El deseo de revancha de Hitler contra los conspiradores no tenía límites. Aseguraba que los “barrería y erradicaría a todos”. Según dejó escrito Goebbels en su diario el 23 de julio, refiriéndose a un encuentro con Hitler celebrado el día anterior: “El Führer está muy furioso con los generales, sobre todo con los del Estado Mayor General. Está absolutamente decidido a dar un ejemplo sangriento y a erradicar a la logia masónica que ha estado oponiéndose a nosotros todo el tiempo y que sólo esperaba su oportunidad para apuñalarnos por la espalda en el momento más crítico. El castigo que se debe imponer ahora debe tener dimensiones históricas. El Führer está decidido a extirpar de raíz a todo el clan de los generales que se han opuesto a nosotros para derribar el muro que esa camarilla de generales ha erigido artificialmente entre el Ejército, por una parte, y el partido y el pueblo por la otra”.
Pero enseguida el dictador nazi se dispuso a diseñar con frío cálculo la representación de su venganza:
“Esta vez el proceso será muy corto. Estos criminales no deben ser juzgados por un consejo de guerra, ante el que se hallan sentados sus ayudantes y donde sufren retrasos los procesos. Todos ellos deberán ser expulsados de la Wehrmacht y comparecerán ante un tribunal popular. Ellos no se han hecho merecedores de una bala de fusil honrada: ¡serán colgados como vulgares traidores! Un tribunal de honor deberá expulsarlos de la Wehrmacht, y entonces podrán ser considerados como civiles, para no ensuciar el nombre del Ejército. Deben ser procesados con la rapidez del relámpago, sin consentirles que hablen. ¡Y a las dos horas de dictarse la sentencia, ésta se cumplirá! Han de colgarlos inmediatamente, sin compasión alguna. Y lo más importante es que no se les conceda tiempo para que puedan hablar. Pero Freisler ya se encargará de todo”.

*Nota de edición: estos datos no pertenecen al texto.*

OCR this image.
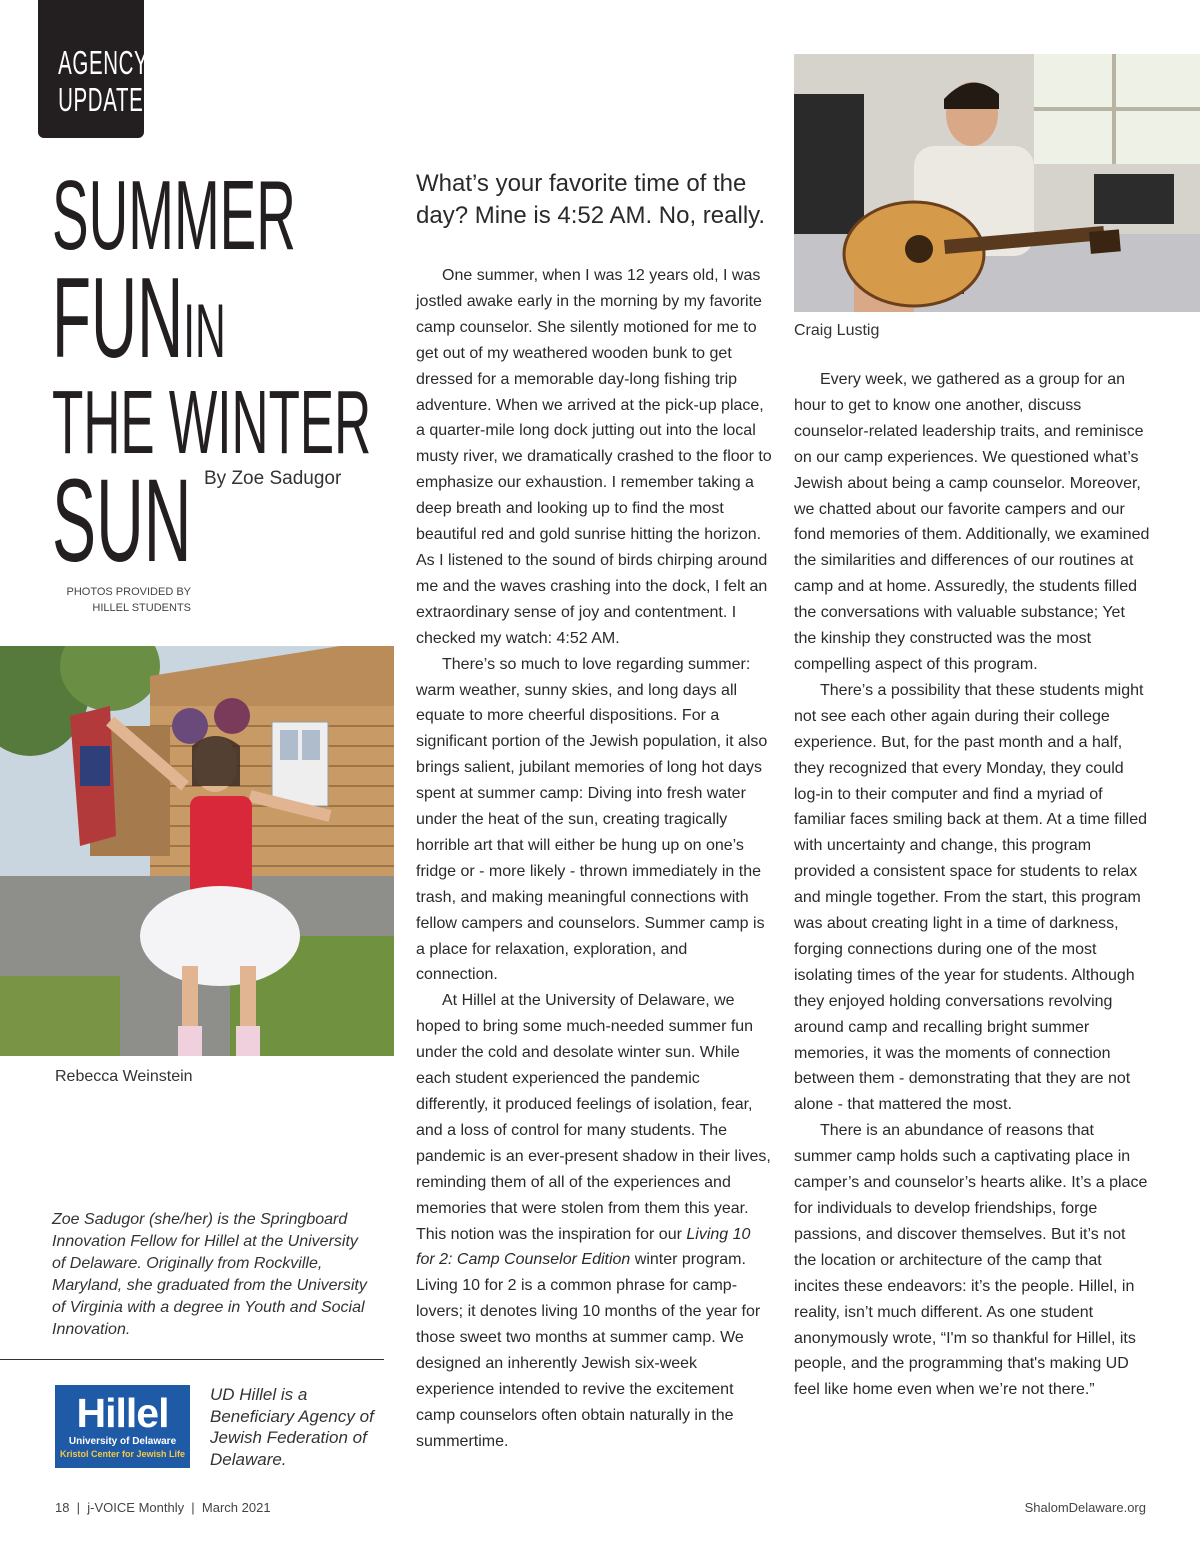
AGENCY
UPDATE
SUMMER
FUNIN
THE WINTER
SUN By Zoe Sadugor
PHOTOS PROVIDED BY
HILLEL STUDENTS
Rebecca Weinstein
Craig Lustig

Zoe Sadugor (she/her) is the Springboard Innovation Fellow for Hillel at the University of Delaware. Originally from Rockville, Maryland, she graduated from the University of Virginia with a degree in Youth and Social Innovation.

Hillel
University of Delaware
Kristol Center for Jewish Life

UD Hillel is a Beneficiary Agency of Jewish Federation of Delaware.

What’s your favorite time of the day? Mine is 4:52 AM. No, really.

One summer, when I was 12 years old, I was jostled awake early in the morning by my favorite camp counselor. She silently motioned for me to get out of my weathered wooden bunk to get dressed for a memorable day-long fishing trip adventure. When we arrived at the pick-up place, a quarter-mile long dock jutting out into the local musty river, we dramatically crashed to the floor to emphasize our exhaustion. I remember taking a deep breath and looking up to find the most beautiful red and gold sunrise hitting the horizon. As I listened to the sound of birds chirping around me and the waves crashing into the dock, I felt an extraordinary sense of joy and contentment. I checked my watch: 4:52 AM.

There’s so much to love regarding summer: warm weather, sunny skies, and long days all equate to more cheerful dispositions. For a significant portion of the Jewish population, it also brings salient, jubilant memories of long hot days spent at summer camp: Diving into fresh water under the heat of the sun, creating tragically horrible art that will either be hung up on one’s fridge or - more likely - thrown immediately in the trash, and making meaningful connections with fellow campers and counselors. Summer camp is a place for relaxation, exploration, and connection.

At Hillel at the University of Delaware, we hoped to bring some much-needed summer fun under the cold and desolate winter sun. While each student experienced the pandemic differently, it produced feelings of isolation, fear, and a loss of control for many students. The pandemic is an ever-present shadow in their lives, reminding them of all of the experiences and memories that were stolen from them this year. This notion was the inspiration for our Living 10 for 2: Camp Counselor Edition winter program. Living 10 for 2 is a common phrase for camp-lovers; it denotes living 10 months of the year for those sweet two months at summer camp. We designed an inherently Jewish six-week experience intended to revive the excitement camp counselors often obtain naturally in the summertime.

Every week, we gathered as a group for an hour to get to know one another, discuss counselor-related leadership traits, and reminisce on our camp experiences. We questioned what’s Jewish about being a camp counselor. Moreover, we chatted about our favorite campers and our fond memories of them. Additionally, we examined the similarities and differences of our routines at camp and at home. Assuredly, the students filled the conversations with valuable substance; Yet the kinship they constructed was the most compelling aspect of this program.

There’s a possibility that these students might not see each other again during their college experience. But, for the past month and a half, they recognized that every Monday, they could log-in to their computer and find a myriad of familiar faces smiling back at them. At a time filled with uncertainty and change, this program provided a consistent space for students to relax and mingle together. From the start, this program was about creating light in a time of darkness, forging connections during one of the most isolating times of the year for students. Although they enjoyed holding conversations revolving around camp and recalling bright summer memories, it was the moments of connection between them - demonstrating that they are not alone - that mattered the most.

There is an abundance of reasons that summer camp holds such a captivating place in camper’s and counselor’s hearts alike. It’s a place for individuals to develop friendships, forge passions, and discover themselves. But it’s not the location or architecture of the camp that incites these endeavors: it’s the people. Hillel, in reality, isn’t much different. As one student anonymously wrote, “I'm so thankful for Hillel, its people, and the programming that's making UD feel like home even when we’re not there.”

18  |  j-VOICE Monthly  |  March 2021	ShalomDelaware.org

Hitler llamó a la Guarida del Lobo a dos personajes siniestros. Uno era el juez en el que él confiaba para llevar adelante el proceso; Roland Freisler, el presidente del Tribunal del Pueblo. El otro era Röttger, el verdugo que iba a encargarse de ajusticiar a los primeros condenados.

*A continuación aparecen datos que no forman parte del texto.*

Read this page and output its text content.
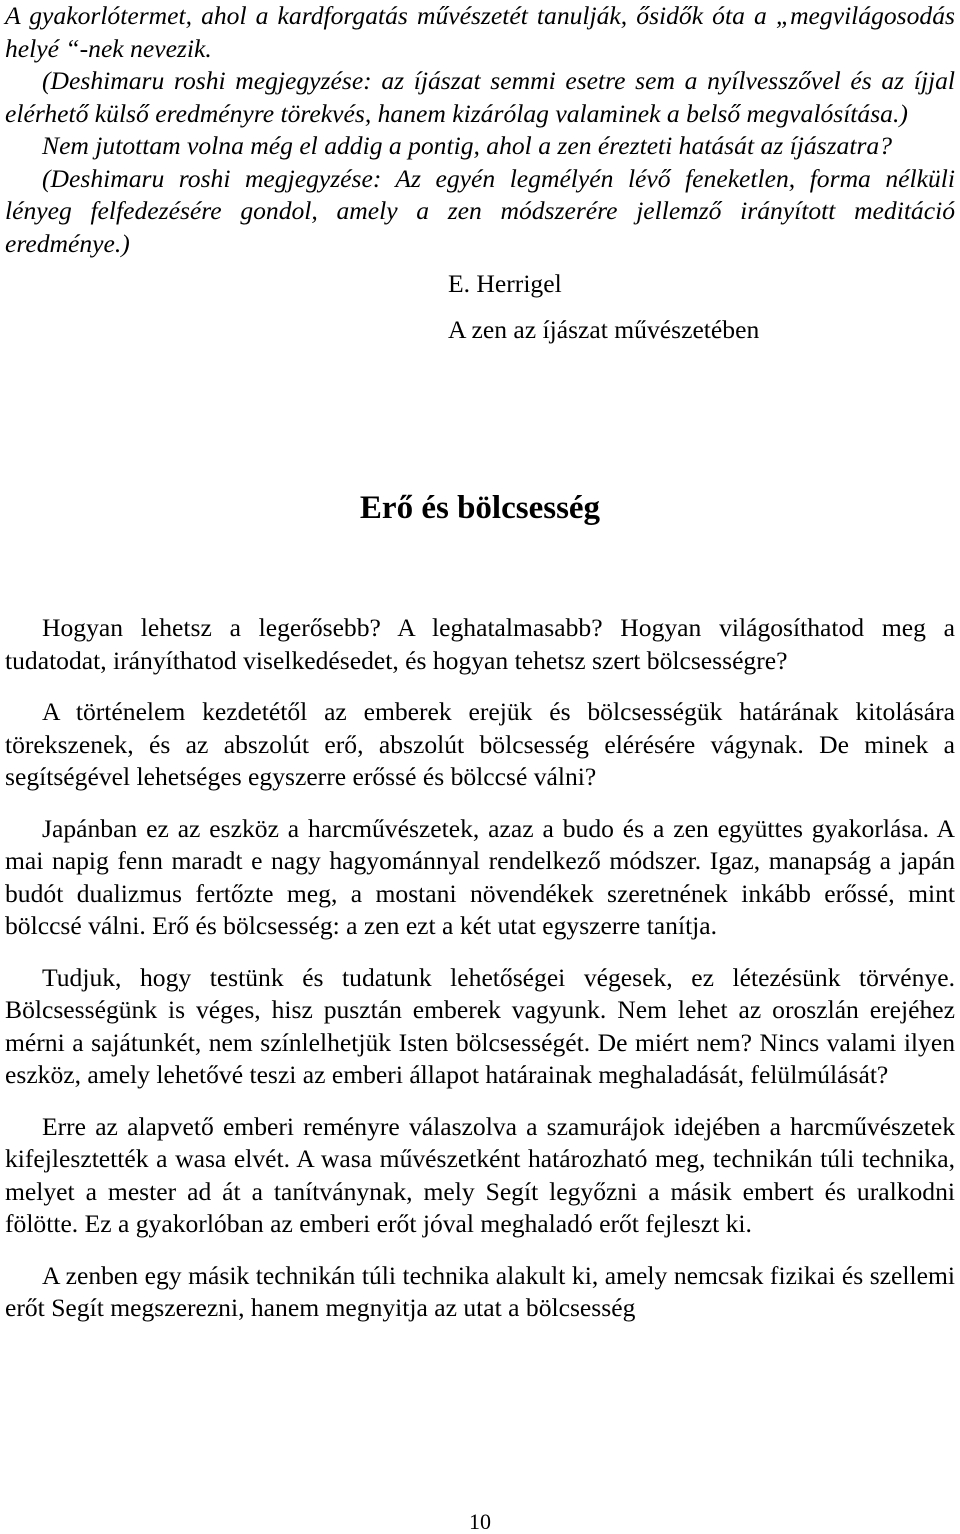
A gyakorlótermet, ahol a kardforgatás művészetét tanulják, ősidők óta a „megvilágosodás helyé “-nek nevezik.

(Deshimaru roshi megjegyzése: az íjászat semmi esetre sem a nyílvesszővel és az íjjal elérhető külső eredményre törekvés, hanem kizárólag valaminek a belső megvalósítása.)

Nem jutottam volna még el addig a pontig, ahol a zen érezteti hatását az íjászatra?

(Deshimaru roshi megjegyzése: Az egyén legmélyén lévő feneketlen, forma nélküli lényeg felfedezésére gondol, amely a zen módszerére jellemző irányított meditáció eredménye.)

E. Herrigel

A zen az íjászat művészetében

Erő és bölcsesség

Hogyan lehetsz a legerősebb? A leghatalmasabb? Hogyan világosíthatod meg a tudatodat, irányíthatod viselkedésedet, és hogyan tehetsz szert bölcsességre?

A történelem kezdetétől az emberek erejük és bölcsességük határának kitolására törekszenek, és az abszolút erő, abszolút bölcsesség elérésére vágynak. De minek a segítségével lehetséges egyszerre erőssé és bölccsé válni?

Japánban ez az eszköz a harcművészetek, azaz a budo és a zen együttes gyakorlása. A mai napig fenn maradt e nagy hagyománnyal rendelkező módszer. Igaz, manapság a japán budót dualizmus fertőzte meg, a mostani növendékek szeretnének inkább erőssé, mint bölccsé válni. Erő és bölcsesség: a zen ezt a két utat egyszerre tanítja.

Tudjuk, hogy testünk és tudatunk lehetőségei végesek, ez létezésünk törvénye. Bölcsességünk is véges, hisz pusztán emberek vagyunk. Nem lehet az oroszlán erejéhez mérni a sajátunkét, nem színlelhetjük Isten bölcsességét. De miért nem? Nincs valami ilyen eszköz, amely lehetővé teszi az emberi állapot határainak meghaladását, felülmúlását?

Erre az alapvető emberi reményre válaszolva a szamurájok idejében a harcművészetek kifejlesztették a wasa elvét. A wasa művészetként határozható meg, technikán túli technika, melyet a mester ad át a tanítványnak, mely Segít legyőzni a másik embert és uralkodni fölötte. Ez a gyakorlóban az emberi erőt jóval meghaladó erőt fejleszt ki.

A zenben egy másik technikán túli technika alakult ki, amely nemcsak fizikai és szellemi erőt Segít megszerezni, hanem megnyitja az utat a bölcsesség

10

No sabemos lo que el autócrata dijo a Freisler, pero en vista a cómo se desarrollaron los juicios, es de suponer que le dio carta blanca para ridiculizar, injuriar y degradar a los acusados aún más de lo que hacía habitualmente. De todos modos, no era necesario que Freisler fuera motivado por Hitler para actuar así, pues a lo largo de su infame carrera había dado suficientes ejemplos de cómo se podía reducir a un acusado al silencio más vergonzante.
Roland Freisler, nacido en 1893, había sido militante comunista, hasta que se integró en el partido nazi. Hitler solía referirse a él como den alten Bolschewiken (ese antiguo bolchevique) y también como “mi Wyschinski”, en referencia al implacable juez soviético que dictaba las penas de muerte durante las purgas stalinistas.
Quizás por ese pasado comunista, del que deseaba hacerse perdonar mostrando la fe del converso, Freisler era visto con cierto desprecio por los jerarcas nazis, pero éstos también eran conscientes de que no encontrarían a nadie mejor como Presidente del Volkergerichtshof o Tribunal Popular. Esta institución, cuya relación con la justicia tal como la entendemos nosotros sólo es nominal, fue utilizada por el régimen nazi para dar una pátina de legalidad a sus actuaciones descarnadamente arbitrarias.